# Exploring schedules for incremental and annealing quantization algorithms

## Introduction

Empirical evidence is supporting confidence in the fact that quantization-aware training algorithms are necessary when targetting aggressive quantization schemes (1-bit, 2-bits). Most algorithms in this family interpret the quantization problem as an approximation task, where the quantized network is either obtained by projecting a full-precision network on a constrained space [1, 2], or by progressively “hardening” a relaxed version of a QNN towards its natural discrete definition [3, 4]. An idea which is central to some of these algorithms is that of achieving quantization progressively. The rationale for this choice is allowing the full-precision part of the network to compensate for the error introduced at the different steps of the quantization process.

For instance, the incremental network quantization algorithm (INQ)  defines a partition P = {p_{1}, …, p_{T}} of the weights space of a given network topology, and assigns to each of its elements p_{i} an integer t_{i} representing its quantization epoch. The algorithm then starts training a full-precision network, and whenever a quantization epoch t_{i} is reached, the weights in p_{i} are projected onto the corresponding quantized weights space. These weights are no longer allowed to be updated, whereas the weights which have not yet been quantized can adapt to compensate for the error introduced. In this way, at epoch T, all the network’s weights will be quantized.

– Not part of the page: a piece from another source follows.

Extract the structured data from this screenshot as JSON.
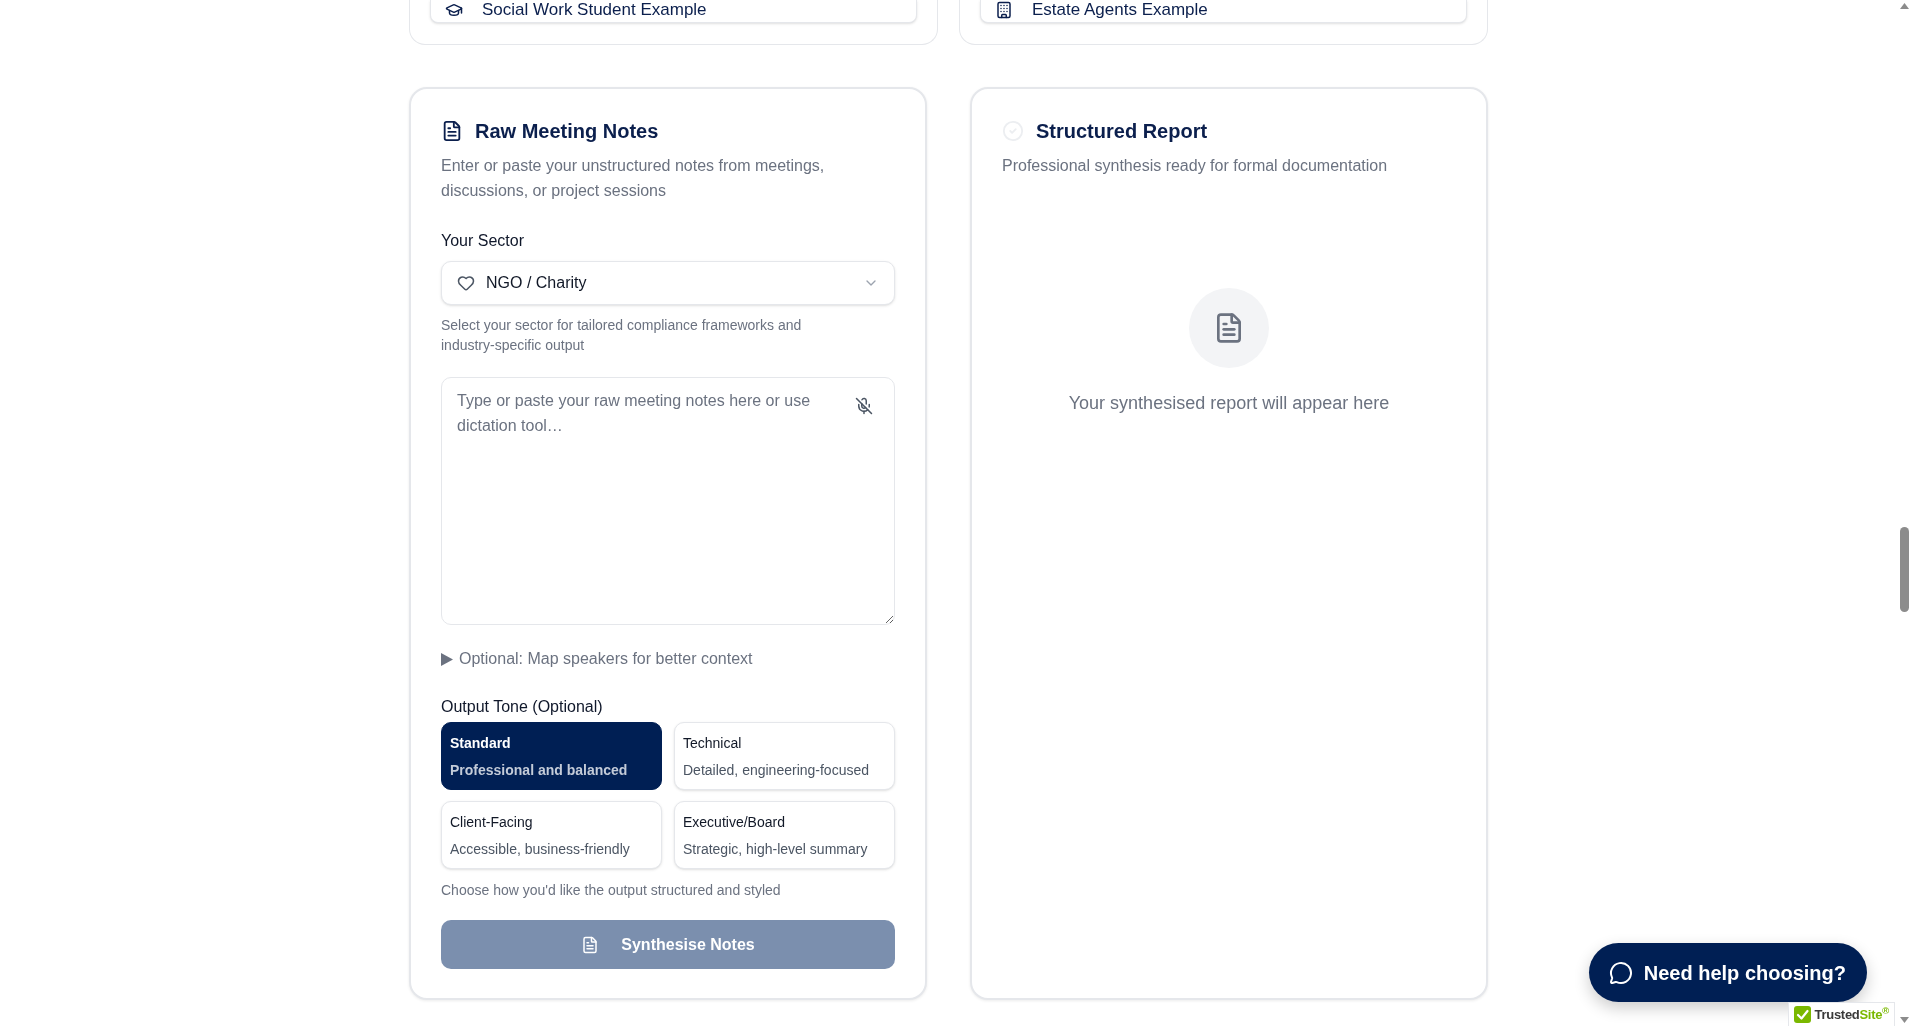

Another example is that of the additive noise annealing algorithm (ANA) . In this case, the target QNN is regularised through the addition of noise to the parameters, allowing gradients and updates to be computed. To each parameter w_{j}, j ∊ {1, ..., N}, an annealing schedule f_{j}(t) is attached, governing the amount of noise for each parameter. By ensuring that all the schedules {f_j(t)}_{j ∊ {1, ..., N}} are decreasing and that they eventually reach zero when t is the final training epoch, each regularised layer is sharpened to converge towards its quantized counterpart that will be implemented on the real hardware. This annealing prioritises the lower layers and then proceeds to the upper layers. The original intuitive rationale was that the features of the lower layers should stabilize before the features of the upper layers, allowing the latter to adapt to the hardening of the former. Later, this strategy has also been motivated by theoretical results .

Although these algorithms have shown promising results, the tuning of their scheduling hyper-parameters is not yet well understood, requiring tedious and time-consuming iterative searches. When learning algorithms are governed by some hyper-parameters (e.g., the learning rate and the momentum in stochastic gradient descent), an appealing possibility is applying machine learning systems to learn these hyper-parameters automatically, in a process called meta-learning. For instance, this approach has recently been applied to learning the hyper-parameters governing stochastic gradient descent .

## Project description

In this project, we will start by designing suitable parametric models to describe the scheduling processes for the INQ and ANA algorithms. Then, you will be in charge of implementing the experiments and collect performance data about hand-coded approaches. Successively, we will analyse your findings and, if possible, derive some heuristic rules and design meta-learning algorithms which can improve the effectiveness and efficiency of the INQ and ANA algorithms.

If time remains, we could also consider deploying some of the models trained with the improved algorithms on ternary network accelerators developed by other members of the IIS team.